Os resultados foram apresentados pelo ministro da Saúde, Alexandre Padilha, nesta segunda-feira (17), durante o 61º Congresso da Sociedade Brasileira de Medicina Tropical, em Brasília.
Impacto da tafenoquina no tratamento
A redução dos indicadores é atribuída à implementação da tafenoquina, medicamento de dose única incorporado ao SUS em junho de 2023. O fármaco é indicado especificamente para combater o Plasmodium vivax, a espécie de parasita mais frequente no país.
Essa espécie possui a característica de alojar formas do parasita no fígado, o que pode provocar recaídas meses após o tratamento inicial, mesmo sem nova picada de mosquito. Anteriormente, o protocolo para evitar esses episódios exigia a administração de doses diárias por até duas semanas, esquema que dificultava a adesão dos pacientes, especialmente em áreas remotas.
Até junho de 2025, a tafenoquina foi administrada a mais de 33,7 mil pessoas, sendo que 3,9 mil desses tratamentos ocorreram em Distritos Sanitários Especiais Indígenas (DSEIs).
Expansão do acesso pediátrico
Em 2025, o Brasil tornou-se a primeira nação do mundo a disponibilizar a tafenoquina para crianças através do sistema público de saúde. A medida visa ampliar a queda nos registros da doença, visto que o público infantil representa aproximadamente 50% dos casos de malária no Brasil.
A estratégia de distribuição priorizou a Terra Indígena Yanomami, em Roraima, região que enfrentou uma crise humanitária em 2023. Naquele ano, o governo federal decretou emergência em saúde pública em 20 de janeiro, após a detecção de quadros graves de malária e desnutrição. Entre janeiro e junho de 2023, a região registrou 217 óbitos causados por infecções respiratórias agudas, malária, desnutrição e outras causas.

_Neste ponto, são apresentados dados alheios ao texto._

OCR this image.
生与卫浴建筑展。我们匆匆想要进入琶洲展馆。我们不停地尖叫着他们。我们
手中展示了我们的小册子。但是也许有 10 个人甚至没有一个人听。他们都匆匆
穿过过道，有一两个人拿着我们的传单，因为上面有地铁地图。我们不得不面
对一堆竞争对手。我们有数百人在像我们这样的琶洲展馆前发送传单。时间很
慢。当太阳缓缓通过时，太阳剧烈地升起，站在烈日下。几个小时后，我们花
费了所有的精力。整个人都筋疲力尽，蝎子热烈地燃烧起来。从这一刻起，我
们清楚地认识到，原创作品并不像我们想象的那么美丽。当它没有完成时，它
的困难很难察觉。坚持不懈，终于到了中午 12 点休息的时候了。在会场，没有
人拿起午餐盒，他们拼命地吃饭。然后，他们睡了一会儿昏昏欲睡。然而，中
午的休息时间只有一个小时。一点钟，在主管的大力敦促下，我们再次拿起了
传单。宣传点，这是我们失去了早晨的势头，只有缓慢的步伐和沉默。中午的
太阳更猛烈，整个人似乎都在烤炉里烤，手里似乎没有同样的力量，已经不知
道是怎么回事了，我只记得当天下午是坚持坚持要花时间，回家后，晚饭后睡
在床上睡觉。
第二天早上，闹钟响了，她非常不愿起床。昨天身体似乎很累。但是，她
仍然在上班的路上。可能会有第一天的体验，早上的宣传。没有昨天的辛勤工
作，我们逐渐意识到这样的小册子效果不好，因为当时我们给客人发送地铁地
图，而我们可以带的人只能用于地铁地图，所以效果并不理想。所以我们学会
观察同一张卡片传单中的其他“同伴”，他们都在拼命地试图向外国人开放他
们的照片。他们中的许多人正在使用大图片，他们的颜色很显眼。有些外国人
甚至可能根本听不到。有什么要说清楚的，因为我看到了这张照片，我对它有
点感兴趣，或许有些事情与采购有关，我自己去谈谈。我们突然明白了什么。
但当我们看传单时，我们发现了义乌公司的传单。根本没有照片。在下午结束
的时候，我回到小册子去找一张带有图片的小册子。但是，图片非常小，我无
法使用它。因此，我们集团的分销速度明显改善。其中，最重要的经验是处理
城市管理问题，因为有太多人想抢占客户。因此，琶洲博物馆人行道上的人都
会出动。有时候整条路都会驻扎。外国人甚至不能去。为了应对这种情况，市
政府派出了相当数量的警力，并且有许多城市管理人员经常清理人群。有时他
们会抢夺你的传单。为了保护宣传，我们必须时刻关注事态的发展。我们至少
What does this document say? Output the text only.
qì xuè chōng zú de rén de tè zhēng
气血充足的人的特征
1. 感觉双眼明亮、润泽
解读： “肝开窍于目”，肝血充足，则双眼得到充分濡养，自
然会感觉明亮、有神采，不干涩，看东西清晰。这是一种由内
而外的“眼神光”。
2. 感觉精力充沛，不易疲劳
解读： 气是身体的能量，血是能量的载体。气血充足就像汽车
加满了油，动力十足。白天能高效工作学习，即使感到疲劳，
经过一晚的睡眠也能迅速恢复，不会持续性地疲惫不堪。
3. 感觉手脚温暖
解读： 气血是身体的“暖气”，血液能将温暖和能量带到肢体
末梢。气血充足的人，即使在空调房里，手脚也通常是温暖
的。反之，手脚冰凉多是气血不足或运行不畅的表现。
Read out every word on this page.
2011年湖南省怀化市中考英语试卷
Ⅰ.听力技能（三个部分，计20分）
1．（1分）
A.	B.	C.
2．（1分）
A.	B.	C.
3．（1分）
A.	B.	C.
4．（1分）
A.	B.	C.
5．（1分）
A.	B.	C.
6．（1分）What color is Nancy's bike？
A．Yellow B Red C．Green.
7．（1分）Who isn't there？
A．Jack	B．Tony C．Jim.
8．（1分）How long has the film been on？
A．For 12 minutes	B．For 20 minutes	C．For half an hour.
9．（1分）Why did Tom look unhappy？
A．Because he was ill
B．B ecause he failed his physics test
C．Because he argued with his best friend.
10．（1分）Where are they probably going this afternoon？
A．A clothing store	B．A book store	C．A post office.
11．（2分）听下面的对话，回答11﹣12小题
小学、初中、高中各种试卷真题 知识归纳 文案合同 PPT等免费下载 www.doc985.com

Indicadores na região Yanomami
A aplicação do medicamento no território indígena já apresenta reflexos nos dados epidemiológicos locais:
- Recaídas de malária: queda de 61,9% entre março e junho de 2026, comparado ao mesmo período de 2025.
- Total de casos: redução de 55% entre janeiro e julho deste ano, em relação ao mesmo intervalo do ano anterior.